The rules for custody of children are the same as those provided under the Hindu and Parsi Marriage Acts.
Everthing discussed above is in accordance to Indian law. However, things don't always work out according to the law. It is necessary for any party applying for alimony (Hindu law states that even an earning wife may have to provide alimony to the non-earning husband) to prove that the other spouse has the capacity to make the payments from his or her income. So often, when divorce battles are acrimonious and bitter, couples do anything in their power to hide assets and income. Suddenly, a booming business will run into losses and assets may be sold or disposed off quickly.
With regards to property, Indian laws do not recognise common property.

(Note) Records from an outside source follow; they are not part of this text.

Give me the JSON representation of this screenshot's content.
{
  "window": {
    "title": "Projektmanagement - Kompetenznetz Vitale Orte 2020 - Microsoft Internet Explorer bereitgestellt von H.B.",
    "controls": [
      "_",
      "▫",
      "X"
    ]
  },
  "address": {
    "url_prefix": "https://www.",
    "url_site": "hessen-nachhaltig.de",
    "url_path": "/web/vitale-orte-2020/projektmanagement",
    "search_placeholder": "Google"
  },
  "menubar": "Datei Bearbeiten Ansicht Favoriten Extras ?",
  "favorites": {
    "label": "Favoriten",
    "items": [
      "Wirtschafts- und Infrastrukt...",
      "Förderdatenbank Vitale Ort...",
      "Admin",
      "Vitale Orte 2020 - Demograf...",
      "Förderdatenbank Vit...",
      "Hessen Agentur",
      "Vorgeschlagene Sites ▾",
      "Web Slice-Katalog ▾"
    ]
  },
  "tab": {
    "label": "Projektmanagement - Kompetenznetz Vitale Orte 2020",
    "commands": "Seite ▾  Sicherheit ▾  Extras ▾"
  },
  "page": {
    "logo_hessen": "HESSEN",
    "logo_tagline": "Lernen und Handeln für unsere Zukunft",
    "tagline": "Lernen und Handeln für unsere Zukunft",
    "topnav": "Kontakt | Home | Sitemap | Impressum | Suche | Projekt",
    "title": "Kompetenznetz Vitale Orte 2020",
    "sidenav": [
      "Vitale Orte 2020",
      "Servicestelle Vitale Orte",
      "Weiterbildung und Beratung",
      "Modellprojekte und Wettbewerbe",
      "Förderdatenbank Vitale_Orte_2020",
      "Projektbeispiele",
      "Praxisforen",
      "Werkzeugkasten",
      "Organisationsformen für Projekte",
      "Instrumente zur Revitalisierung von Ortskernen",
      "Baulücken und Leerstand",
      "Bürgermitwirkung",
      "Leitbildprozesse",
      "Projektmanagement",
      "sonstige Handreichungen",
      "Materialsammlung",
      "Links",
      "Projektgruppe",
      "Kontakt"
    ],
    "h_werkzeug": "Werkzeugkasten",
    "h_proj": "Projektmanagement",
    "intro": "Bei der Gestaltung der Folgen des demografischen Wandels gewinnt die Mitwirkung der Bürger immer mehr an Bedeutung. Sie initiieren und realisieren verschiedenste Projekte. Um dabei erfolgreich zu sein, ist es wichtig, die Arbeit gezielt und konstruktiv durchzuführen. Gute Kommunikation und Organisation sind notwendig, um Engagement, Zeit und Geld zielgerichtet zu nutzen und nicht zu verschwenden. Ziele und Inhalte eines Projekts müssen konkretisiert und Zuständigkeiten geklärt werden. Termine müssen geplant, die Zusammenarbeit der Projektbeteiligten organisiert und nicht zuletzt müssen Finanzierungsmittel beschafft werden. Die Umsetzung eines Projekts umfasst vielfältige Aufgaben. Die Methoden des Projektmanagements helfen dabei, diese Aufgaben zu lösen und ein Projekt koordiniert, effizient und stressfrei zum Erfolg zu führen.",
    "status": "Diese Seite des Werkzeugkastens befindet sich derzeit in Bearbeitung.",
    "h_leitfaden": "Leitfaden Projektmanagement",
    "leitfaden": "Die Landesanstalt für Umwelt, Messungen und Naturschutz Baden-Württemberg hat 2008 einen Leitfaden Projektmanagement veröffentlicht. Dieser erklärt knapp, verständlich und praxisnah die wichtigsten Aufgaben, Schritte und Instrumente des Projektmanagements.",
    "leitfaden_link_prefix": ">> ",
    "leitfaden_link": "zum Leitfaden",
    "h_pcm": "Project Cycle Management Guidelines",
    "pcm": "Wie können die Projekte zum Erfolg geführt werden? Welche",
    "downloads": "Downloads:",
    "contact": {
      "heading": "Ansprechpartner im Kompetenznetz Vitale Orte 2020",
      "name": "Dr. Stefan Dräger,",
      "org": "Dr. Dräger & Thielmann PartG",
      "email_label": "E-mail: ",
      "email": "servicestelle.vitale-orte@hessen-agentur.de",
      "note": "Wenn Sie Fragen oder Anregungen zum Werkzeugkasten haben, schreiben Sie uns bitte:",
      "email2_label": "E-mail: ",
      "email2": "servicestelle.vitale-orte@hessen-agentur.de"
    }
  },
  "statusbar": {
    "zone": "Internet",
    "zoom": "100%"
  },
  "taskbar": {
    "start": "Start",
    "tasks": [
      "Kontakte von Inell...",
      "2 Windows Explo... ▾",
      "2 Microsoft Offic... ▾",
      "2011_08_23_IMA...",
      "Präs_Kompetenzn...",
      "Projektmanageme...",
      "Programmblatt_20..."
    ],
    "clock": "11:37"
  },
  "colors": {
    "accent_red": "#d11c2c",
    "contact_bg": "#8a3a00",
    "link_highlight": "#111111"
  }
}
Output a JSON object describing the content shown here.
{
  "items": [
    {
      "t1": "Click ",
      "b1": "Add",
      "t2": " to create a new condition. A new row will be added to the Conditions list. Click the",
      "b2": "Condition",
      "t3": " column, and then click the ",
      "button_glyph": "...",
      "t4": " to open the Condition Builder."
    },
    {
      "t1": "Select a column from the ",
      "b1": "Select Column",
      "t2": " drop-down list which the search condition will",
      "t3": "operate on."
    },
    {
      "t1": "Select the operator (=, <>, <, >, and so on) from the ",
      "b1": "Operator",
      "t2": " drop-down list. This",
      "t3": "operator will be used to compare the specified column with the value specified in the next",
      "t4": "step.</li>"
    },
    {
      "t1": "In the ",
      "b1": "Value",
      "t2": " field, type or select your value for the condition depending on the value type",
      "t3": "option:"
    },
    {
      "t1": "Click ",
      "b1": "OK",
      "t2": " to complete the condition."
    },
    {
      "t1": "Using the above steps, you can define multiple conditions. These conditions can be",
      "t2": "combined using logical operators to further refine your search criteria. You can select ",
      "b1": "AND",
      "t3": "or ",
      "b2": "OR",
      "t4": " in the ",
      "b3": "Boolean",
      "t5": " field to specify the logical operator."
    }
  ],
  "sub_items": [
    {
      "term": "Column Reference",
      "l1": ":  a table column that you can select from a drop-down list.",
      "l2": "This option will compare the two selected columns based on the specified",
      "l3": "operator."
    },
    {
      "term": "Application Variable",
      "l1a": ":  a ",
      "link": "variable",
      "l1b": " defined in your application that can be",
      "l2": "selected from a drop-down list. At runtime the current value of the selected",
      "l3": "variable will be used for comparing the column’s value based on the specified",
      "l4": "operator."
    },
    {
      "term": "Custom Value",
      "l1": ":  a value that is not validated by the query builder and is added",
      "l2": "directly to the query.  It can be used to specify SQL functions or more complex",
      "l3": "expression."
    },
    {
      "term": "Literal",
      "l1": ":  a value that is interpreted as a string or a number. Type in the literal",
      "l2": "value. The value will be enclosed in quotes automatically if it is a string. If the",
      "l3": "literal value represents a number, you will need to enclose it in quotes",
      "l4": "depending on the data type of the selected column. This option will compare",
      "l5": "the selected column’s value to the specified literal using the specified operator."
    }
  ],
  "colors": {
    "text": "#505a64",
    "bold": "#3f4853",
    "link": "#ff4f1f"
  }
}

Like in the West, where a wife gets half of everything that a husband owns (including property), in India, unfortunately, that is not the case. The property is considered to belong to that person in whose name it is bought even if it has been acquired during the course of marriage. This means that even if a earning wife pays for a certain property from her own hard-earned money and it is in the name of her husband, there is no way to prove during divorce proceedings that it rightfully belongs to her. That is because the law in India does not recognise the right of any person to a part of the property bought during the course of marriage, unless proved that it has been paid for by the said person.
Marriages are made in heaven, they say and each partner is an equal in a marriage. It is therefore imperative that each partner be treated equally during the divorce proceedings as well.